Neoliberal ekonomi politikaları kent ve doğa rantının nakde çevrilmesiyle elde edilecek kaynaklara çok ihtiyaç duyar. AKP de üretimden sağlayamadığı kaynakları (onlara göre) durduğu yerde para etmeyen doğadan sağlama kolaycılığına kaçıyor.

Buradaki inşaat çalışmaları süresince dışarıdan gelecek yatırım sermayesinin piyasalara ve istihdama bir süreliğine hareket sağlayacağını hesaplıyorlar. Ekonominin biraz canlanması ile sağlanacak göreli bir refah ortamında (erken veya zamanında) seçime giderek iktidar sürelerini bir beş yıl daha ötelemek istiyorlar.

Kanal Israrında ABD Menfaatleri Ne Kadar Etkili
Karadeniz’de kıyısı olamayan ülkelerin savaş gemilerinin Marmara ve Karadeniz’e girmesi ve buralarda kalma süresi konularında Montrö sözleşmesinin getirdiği çeşitli kısıtlamalar var. İktidarın asıl olarak ABD menfaatleri için bu kanalda ısrarcı olduğunu iddia eden görüşler de var.

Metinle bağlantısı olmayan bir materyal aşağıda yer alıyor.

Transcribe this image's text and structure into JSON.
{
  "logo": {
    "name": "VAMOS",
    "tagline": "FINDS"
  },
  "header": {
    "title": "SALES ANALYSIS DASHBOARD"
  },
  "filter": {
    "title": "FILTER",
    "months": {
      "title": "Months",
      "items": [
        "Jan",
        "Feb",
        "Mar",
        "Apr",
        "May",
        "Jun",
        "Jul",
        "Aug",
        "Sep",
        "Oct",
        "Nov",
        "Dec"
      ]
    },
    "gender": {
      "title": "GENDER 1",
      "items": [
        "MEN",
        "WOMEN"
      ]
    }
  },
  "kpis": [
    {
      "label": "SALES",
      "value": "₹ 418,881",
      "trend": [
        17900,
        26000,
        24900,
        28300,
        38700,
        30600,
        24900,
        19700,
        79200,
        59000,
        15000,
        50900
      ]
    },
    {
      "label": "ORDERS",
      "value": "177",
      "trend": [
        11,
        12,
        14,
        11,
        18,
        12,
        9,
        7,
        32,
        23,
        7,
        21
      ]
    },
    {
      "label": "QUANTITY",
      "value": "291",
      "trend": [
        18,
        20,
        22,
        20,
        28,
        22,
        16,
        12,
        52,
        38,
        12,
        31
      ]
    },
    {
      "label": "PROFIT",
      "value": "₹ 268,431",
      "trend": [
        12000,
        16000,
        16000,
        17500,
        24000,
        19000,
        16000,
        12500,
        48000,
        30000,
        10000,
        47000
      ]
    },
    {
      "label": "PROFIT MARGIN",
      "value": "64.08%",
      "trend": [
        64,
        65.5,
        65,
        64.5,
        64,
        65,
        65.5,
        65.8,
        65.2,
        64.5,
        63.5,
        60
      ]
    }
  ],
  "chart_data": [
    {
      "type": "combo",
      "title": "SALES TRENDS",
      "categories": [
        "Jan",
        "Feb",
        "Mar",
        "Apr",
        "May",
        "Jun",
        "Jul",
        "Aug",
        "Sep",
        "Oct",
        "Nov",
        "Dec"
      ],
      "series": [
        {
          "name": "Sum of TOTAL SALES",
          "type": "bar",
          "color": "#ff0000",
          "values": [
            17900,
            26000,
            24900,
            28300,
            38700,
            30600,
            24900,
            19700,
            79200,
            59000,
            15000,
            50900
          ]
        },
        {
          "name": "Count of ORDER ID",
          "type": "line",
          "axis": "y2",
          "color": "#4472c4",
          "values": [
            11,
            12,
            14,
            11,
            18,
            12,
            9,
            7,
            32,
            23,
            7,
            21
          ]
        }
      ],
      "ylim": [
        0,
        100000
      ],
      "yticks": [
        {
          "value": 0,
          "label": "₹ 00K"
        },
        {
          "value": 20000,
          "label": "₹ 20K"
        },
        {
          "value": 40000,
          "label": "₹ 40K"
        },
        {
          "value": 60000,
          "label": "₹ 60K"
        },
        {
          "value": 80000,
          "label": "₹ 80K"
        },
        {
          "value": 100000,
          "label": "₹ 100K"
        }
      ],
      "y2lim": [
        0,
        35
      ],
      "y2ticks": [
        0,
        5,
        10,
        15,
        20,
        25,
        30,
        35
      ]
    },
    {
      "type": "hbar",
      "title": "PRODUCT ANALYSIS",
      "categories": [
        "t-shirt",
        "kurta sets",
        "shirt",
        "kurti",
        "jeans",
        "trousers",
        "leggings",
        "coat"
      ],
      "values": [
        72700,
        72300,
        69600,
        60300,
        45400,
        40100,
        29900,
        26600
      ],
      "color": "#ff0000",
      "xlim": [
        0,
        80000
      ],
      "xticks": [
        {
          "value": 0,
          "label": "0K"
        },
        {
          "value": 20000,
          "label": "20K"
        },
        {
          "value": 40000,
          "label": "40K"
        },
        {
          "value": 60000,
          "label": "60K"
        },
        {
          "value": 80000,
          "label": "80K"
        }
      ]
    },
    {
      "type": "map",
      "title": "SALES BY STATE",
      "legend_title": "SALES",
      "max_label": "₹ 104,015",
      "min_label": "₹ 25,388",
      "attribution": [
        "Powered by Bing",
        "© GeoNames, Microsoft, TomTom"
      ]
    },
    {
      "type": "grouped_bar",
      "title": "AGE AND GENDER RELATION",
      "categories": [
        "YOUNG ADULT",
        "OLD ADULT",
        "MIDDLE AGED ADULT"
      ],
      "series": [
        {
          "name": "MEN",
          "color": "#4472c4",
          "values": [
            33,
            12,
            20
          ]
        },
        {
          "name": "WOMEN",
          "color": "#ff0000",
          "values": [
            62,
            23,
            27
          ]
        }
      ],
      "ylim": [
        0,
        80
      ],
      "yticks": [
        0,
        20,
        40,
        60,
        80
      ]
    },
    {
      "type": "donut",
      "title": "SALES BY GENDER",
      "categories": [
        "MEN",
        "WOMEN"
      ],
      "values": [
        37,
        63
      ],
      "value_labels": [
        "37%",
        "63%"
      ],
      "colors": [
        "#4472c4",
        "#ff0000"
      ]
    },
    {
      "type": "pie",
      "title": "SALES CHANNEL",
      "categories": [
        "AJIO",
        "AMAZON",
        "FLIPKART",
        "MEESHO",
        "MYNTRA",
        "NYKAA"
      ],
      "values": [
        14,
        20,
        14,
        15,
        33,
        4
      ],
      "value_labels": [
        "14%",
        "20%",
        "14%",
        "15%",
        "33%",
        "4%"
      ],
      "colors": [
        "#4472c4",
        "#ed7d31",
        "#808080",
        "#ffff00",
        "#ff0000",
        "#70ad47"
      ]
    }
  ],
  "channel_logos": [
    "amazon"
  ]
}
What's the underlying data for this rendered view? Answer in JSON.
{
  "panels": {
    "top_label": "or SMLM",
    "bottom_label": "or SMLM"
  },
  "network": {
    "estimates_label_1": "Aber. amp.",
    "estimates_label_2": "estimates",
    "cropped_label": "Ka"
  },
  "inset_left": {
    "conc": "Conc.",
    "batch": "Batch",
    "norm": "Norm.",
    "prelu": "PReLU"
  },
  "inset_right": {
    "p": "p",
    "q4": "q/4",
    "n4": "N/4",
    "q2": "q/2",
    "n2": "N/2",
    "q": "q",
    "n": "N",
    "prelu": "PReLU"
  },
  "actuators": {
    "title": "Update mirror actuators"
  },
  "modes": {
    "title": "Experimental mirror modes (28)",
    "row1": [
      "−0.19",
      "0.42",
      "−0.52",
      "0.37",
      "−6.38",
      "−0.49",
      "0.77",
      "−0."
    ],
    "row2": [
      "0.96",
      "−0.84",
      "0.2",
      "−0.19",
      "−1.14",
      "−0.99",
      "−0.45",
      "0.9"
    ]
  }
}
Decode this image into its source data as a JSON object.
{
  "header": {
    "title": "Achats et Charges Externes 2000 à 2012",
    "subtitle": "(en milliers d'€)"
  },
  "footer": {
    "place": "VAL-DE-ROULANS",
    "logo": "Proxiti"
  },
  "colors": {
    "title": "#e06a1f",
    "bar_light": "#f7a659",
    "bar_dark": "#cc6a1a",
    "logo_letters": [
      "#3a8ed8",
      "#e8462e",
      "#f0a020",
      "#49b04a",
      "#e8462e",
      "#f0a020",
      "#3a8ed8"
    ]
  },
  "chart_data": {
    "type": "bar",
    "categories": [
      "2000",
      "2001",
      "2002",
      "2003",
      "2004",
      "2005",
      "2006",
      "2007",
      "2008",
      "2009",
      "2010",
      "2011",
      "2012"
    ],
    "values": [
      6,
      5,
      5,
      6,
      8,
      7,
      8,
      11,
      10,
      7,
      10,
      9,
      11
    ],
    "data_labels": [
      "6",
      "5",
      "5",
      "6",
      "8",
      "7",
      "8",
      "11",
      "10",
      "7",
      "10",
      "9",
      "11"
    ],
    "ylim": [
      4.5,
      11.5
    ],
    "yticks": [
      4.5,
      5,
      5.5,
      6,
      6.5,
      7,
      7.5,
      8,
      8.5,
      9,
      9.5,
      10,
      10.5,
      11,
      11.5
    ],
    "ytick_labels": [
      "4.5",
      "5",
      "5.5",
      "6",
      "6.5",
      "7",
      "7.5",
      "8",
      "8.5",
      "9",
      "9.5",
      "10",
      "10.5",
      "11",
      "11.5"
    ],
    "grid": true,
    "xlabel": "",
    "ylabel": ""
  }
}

Kişisel olarak görüşüm, projede ısrarın temel sebebinin yukarda ele aldığım acil ekonomik gerekçeler olduğu yönündedir. Ancak her konuda bir taşla birçok kuş vurmak azminde olan iktidarın Kanal ısrarında ABD menfaatleri gibi ikincil bir motivasyonu olabileceği de düşünülebilir.

Sıkışmışlık ve mecburiyetler akla, bilime, doğaya, ülkeye, bugünkü ve gelecek kuşakların menfaatlerine ve kayıplarına aldırmıyor. Proje için uydurulan tutarsız gerekçeler bilim çevrelerinde ve kamuoyunda karşılık bulmuyor. Yapılan tüm makul itirazlara karşı bu yüzden umursamaz kalmak zorundalar. Akıl ve bilimle izah edilemeyen bu işi “inat” gibi çocukça ve duygusal bir bahaneye bağlayıp ilk kazmayı vuracak noktaya geldiler.